UNUTMAMAK-UNUTULMAMAK

  • 24.09.2021 15:09

UNUTMAMAK-UNUTULMAMAK

Yazılarımı takip edenler hatırlayacaktır birkaç hafta önce erdemlilik hakkında bir şeyler yazmıştım. Aslında çok geniş yelpazesi olan bu terimi kısmen anlatmaya çalışmıştım.

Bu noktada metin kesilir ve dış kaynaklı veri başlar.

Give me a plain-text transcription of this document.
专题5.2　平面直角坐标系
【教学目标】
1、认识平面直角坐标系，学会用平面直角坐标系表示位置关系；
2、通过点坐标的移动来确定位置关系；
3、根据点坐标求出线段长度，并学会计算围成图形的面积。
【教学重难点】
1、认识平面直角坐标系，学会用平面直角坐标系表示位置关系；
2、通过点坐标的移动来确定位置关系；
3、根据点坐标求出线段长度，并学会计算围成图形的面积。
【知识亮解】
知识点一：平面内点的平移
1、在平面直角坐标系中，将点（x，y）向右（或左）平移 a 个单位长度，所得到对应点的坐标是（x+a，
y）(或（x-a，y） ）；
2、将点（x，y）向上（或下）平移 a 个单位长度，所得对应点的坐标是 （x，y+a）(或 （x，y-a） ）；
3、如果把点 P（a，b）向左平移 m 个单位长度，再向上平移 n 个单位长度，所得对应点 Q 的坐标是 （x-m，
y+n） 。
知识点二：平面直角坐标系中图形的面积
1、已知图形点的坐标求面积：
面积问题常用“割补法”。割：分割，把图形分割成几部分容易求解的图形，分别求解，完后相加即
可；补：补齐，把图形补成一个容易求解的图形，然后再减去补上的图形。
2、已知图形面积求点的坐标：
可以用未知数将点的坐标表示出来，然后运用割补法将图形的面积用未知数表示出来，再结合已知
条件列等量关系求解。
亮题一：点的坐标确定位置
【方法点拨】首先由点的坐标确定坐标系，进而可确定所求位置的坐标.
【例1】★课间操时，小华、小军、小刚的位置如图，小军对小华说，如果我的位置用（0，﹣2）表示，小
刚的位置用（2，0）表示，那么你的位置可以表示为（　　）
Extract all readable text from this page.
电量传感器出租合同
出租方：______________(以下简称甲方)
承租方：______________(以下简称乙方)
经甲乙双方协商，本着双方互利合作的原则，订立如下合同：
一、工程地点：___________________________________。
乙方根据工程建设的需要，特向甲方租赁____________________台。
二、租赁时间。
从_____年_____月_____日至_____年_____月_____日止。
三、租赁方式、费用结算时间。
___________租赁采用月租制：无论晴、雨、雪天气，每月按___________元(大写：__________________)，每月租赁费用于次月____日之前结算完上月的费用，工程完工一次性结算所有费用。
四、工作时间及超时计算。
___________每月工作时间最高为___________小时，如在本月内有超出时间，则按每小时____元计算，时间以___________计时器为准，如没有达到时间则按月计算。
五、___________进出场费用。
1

Bu seferde farklı bir açı çerçevesinde değerlendirmeye çalışacağım.

KARAKTER

Bilimsel olarak açıklanan şekli bir insanın doğuşuyla birlikte (DNA’larına kodlanan kısmı) başlayan ve 06-07 yaşında kısmen ana hatları tamamlanmış olan, sonrasında da yaşadıkları, tecrübeleri, bilgi takviyesiyle tamamladığı davranışlar bütünüdür. İyi-kötü sentezlemesi, bilgileri tecrübelerini entegre etmesi, ahlaki kurallar, değer yargıları, öncelikleri şekillenmesinde başlıca anahtar konumu olan başlıklar düşüncesindeyim. Şekillenmesi insanın kendi elinde olduğunu düşünüyorum.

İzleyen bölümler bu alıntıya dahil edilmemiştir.